The outcome of the movement disorder in methcathinone abusers: clinical, MRI and manganesemia changes, and neuropathology


  • See editorial by Fasano on page 181.


Background and purpose

There is limited knowledge regarding the long-term outcome of the methcathinone/manganese-induced movement disorder. Our purpose was to define prognosis in intravenous methcathinone abusers affected by this distinctive disorder attributed to manganese (Mn) toxicity. Also, neuropathology from a globus pallidus region biopsy from a former user is reported.


Eighteen methcathinone abusers were categorized as active (five), discontinued (four) or former (nine) users. They were reassessed after a median of 32.5 months (range 3.4–59.6) clinically, on rating scales, and with MRI and blood Mn levels. The biopsy was examined ultrastructurally.


Overall the group showed a slight tendency to deterioration at follow-up on clinical assessment of motor functioning, especially the active users.
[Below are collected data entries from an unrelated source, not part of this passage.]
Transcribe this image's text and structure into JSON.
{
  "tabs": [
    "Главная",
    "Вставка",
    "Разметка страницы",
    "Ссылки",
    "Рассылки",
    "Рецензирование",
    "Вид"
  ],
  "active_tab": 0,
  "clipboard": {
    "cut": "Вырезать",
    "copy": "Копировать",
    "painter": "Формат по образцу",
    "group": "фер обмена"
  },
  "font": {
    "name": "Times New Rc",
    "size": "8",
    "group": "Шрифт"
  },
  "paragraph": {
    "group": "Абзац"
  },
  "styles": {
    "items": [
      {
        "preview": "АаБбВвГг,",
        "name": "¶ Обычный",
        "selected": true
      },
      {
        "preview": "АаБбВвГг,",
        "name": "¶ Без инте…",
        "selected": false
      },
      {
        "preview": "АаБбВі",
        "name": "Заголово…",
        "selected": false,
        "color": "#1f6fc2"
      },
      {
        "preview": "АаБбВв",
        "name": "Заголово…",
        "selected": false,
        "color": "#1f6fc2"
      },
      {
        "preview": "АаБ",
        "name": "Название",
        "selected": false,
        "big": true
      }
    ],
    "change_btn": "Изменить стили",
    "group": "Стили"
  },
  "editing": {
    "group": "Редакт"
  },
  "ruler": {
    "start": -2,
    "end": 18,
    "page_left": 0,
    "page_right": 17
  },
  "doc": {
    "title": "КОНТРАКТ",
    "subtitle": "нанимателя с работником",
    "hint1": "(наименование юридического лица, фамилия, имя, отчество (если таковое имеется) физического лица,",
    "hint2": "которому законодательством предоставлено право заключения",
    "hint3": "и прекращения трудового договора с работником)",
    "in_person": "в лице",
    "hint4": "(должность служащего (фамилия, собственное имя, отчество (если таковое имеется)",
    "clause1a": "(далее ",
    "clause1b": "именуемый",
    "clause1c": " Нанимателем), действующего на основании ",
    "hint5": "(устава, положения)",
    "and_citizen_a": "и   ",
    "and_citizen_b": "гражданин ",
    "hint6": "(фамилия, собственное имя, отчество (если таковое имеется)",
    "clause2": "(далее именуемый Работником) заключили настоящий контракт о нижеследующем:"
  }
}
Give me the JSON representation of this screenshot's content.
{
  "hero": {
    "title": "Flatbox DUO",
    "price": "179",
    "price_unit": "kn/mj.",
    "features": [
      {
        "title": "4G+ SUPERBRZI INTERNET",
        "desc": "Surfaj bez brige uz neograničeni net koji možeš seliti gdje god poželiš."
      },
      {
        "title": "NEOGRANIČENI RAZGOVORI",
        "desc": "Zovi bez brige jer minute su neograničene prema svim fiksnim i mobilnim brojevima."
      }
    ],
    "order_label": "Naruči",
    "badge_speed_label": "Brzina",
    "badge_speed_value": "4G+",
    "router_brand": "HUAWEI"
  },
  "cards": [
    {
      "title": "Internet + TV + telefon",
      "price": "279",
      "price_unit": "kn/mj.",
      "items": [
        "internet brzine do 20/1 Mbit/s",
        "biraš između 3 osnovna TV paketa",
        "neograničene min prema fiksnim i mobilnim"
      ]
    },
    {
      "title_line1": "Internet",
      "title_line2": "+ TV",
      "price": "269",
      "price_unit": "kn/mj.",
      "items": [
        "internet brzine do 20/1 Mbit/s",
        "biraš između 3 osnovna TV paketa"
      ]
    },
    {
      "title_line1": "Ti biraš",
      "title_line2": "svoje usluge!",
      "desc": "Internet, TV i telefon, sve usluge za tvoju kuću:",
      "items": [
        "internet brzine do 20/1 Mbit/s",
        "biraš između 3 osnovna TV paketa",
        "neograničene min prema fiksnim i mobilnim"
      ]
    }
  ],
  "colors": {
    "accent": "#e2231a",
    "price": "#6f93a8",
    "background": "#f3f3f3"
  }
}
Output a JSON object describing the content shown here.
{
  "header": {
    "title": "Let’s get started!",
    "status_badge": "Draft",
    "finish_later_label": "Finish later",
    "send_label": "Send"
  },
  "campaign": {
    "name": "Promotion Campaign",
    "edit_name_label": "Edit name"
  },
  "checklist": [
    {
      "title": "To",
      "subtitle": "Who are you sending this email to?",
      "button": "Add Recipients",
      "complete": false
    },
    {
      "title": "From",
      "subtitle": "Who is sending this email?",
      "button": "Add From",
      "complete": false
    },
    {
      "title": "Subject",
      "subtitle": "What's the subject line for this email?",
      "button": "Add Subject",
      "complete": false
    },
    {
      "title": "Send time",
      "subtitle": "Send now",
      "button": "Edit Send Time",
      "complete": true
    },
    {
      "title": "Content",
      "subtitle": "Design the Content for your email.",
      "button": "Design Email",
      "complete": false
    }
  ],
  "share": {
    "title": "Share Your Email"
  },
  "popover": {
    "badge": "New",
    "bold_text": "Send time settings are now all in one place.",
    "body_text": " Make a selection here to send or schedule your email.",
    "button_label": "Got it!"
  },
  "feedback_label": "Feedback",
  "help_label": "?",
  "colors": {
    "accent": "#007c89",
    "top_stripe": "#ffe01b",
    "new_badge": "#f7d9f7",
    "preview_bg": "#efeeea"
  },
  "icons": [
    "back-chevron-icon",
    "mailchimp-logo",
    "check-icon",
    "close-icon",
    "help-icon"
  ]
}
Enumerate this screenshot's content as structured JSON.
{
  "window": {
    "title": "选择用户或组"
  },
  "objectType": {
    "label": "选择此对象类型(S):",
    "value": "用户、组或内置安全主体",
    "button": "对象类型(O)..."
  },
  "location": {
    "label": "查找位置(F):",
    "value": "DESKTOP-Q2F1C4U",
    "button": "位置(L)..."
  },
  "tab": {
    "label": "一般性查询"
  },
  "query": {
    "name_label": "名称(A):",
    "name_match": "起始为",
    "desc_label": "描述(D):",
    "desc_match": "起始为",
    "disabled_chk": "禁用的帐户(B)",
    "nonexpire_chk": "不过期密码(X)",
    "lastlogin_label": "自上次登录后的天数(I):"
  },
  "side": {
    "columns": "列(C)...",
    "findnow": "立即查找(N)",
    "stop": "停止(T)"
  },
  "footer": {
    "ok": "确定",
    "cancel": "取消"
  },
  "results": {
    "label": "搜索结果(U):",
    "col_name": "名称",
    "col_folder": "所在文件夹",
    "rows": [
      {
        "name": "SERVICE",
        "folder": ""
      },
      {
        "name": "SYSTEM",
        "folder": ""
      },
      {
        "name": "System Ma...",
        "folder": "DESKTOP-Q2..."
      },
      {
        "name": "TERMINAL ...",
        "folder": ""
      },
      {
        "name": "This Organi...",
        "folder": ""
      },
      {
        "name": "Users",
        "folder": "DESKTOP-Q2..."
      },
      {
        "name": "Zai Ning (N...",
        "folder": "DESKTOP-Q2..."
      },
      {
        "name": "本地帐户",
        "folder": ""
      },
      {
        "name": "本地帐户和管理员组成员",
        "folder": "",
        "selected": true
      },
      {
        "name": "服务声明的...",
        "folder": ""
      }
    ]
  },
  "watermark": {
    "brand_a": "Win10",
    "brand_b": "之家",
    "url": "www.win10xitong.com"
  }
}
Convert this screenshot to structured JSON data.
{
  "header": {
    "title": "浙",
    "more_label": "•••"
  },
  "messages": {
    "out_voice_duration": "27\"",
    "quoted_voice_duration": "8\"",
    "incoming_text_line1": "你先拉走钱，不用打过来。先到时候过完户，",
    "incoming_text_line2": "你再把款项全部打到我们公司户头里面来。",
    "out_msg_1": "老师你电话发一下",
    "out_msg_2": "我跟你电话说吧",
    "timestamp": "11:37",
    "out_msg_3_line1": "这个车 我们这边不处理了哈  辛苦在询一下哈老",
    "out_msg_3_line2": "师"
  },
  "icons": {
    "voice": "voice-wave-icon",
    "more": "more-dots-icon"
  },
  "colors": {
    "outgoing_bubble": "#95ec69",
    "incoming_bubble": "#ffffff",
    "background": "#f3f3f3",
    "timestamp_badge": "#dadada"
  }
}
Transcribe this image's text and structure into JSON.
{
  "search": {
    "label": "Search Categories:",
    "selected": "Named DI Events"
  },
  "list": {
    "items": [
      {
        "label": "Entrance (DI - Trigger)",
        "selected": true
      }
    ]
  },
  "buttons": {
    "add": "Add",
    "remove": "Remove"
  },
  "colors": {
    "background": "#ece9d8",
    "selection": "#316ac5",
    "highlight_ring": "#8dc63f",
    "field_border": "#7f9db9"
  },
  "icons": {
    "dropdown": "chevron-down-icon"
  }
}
No significant change occurred on parkinsonian rating scale reassessment. Significant reduction in Mn levels occurred in former users, and decreased T1-weighted hyperintensity on basal ganglia MRI occurred in 3 of 4 former and 2 of 3 discontinued users, despite lack of clinical improvement. The biopsy consisted of white matter showing decompacted myelin sheaths and frequent abnormalities of mitochondria.


No improvement in this Mn-induced movement disorder occurs after cessation of methcathinone abuse despite improvement of Mn blood levels and/or MRI abnormalities. Ultrastructural abnormalities in a former user confirm structural damage to white matter is associated with the disorder. Methcathinone/Mn toxicity is an important, disabling and permanent medical sequel of intravenous drug abuse in the former Soviet Union.